Diz o eminente pedagogo quealguns passos no texto demonstram a falácia subjacente, que pretende ostentar um óbvio ululante, a fim de defender algo como um brilho filosófico-científico” ironizando a mudança apregoada como se fora novidade:
Também podíamos lembrar, com a mesma ênfase e seriedade, que a terra está em permanente rotação, que os dias e as noites se sucedem permanentemente, que o mundo translada ao redor do sol permanentemente, e as quatro estações se sucedem também permanentemente, etc.”.
E, sobre a asserção de que “o mundo está cada vez mais tecnológico, cada vez mais digital”, como se isso fosse “um destino universal inevitável”, aduz:
Vai-se aqui buscar um recanto da realidade materialista tecno-industrial para definir uma suposta necessidade imperativa da educação, vinda puramente da instrumentação tecnológica.

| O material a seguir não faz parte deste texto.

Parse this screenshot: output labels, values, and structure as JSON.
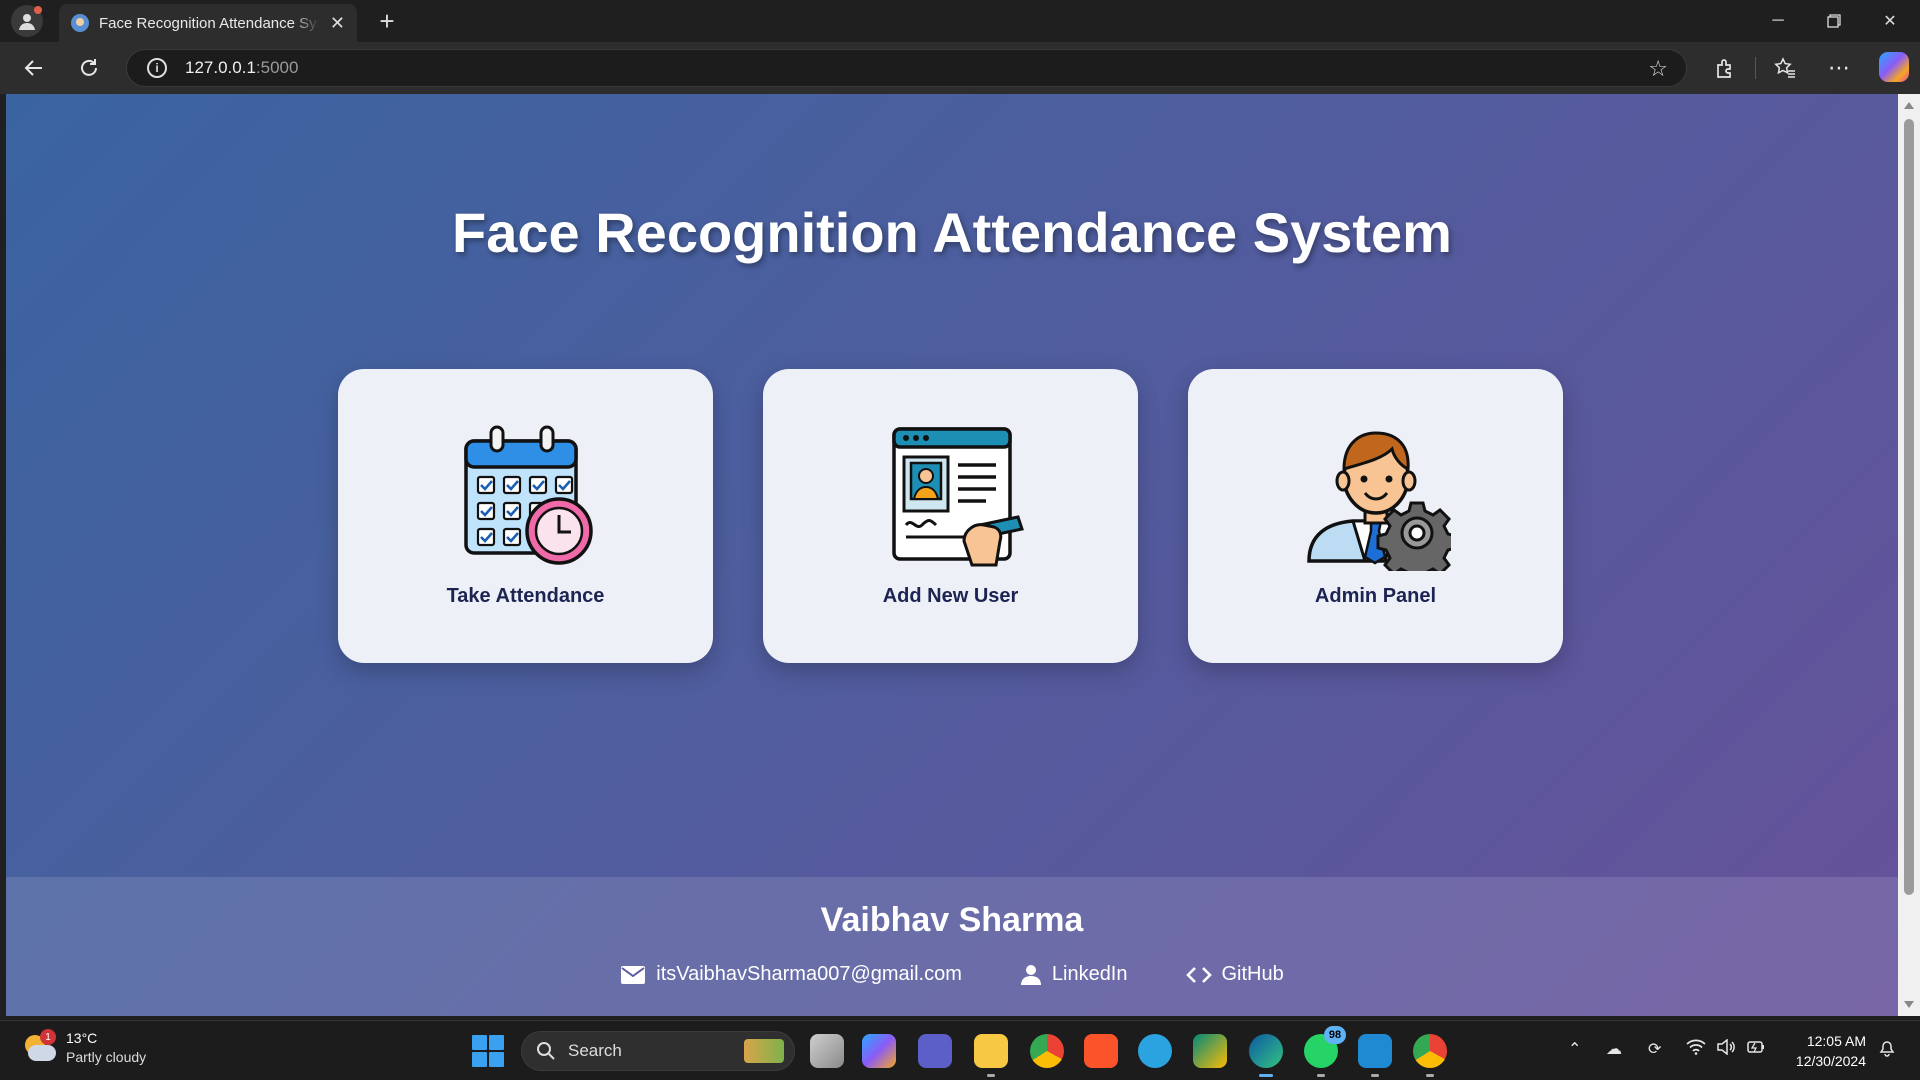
{
  "browser": {
    "tab_title": "Face Recognition Attendance System",
    "url_host": "127.0.0.1",
    "url_port": ":5000",
    "new_tab_label": "+"
  },
  "page": {
    "title": "Face Recognition Attendance System",
    "cards": [
      {
        "label": "Take Attendance",
        "icon": "calendar-clock-icon"
      },
      {
        "label": "Add New User",
        "icon": "user-form-icon"
      },
      {
        "label": "Admin Panel",
        "icon": "admin-gear-icon"
      }
    ],
    "footer": {
      "name": "Vaibhav Sharma",
      "email": "itsVaibhavSharma007@gmail.com",
      "linkedin": "LinkedIn",
      "github": "GitHub"
    }
  },
  "taskbar": {
    "weather_temp": "13°C",
    "weather_desc": "Partly cloudy",
    "weather_badge": "1",
    "search_label": "Search",
    "whatsapp_badge": "98",
    "time": "12:05 AM",
    "date": "12/30/2024"
  },
  "colors": {
    "gradient_start": "#3a64a0",
    "gradient_end": "#66519a",
    "card_bg": "#eef0f8",
    "card_text": "#1c2452"
  }
}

Ora, em termos de ‘cada vez mais’ podíamos também salientar coisas mais avassaladoras e científicas: o mundo está cada vez mais deteriorado na sua constituição física e fundamental para a vida – o meio ambiente; o mundo está cada vez mais inundado por violência, imoralidade e degradação da empatia inter-humana chamada civilização; a qualquer momento, em algum laboratório no mundo, será criado o primeiro ser humano originado de uma retorta; o mundo está cada vez mais mergulhado em estados psíquicos patológicos que afetam milhões de seres humanos; os habitantes do mundo estão todos (não interessa a cultura, religião, língua e situação geográfica ou económica) cada vez mais confrontados com um aflitivo estado de alma coletivo marcado por um ateísmo doentio, insegurança quanto à razão de se ter nascido e viver, e desorientação perante todas as perspetivas para o futuro.”.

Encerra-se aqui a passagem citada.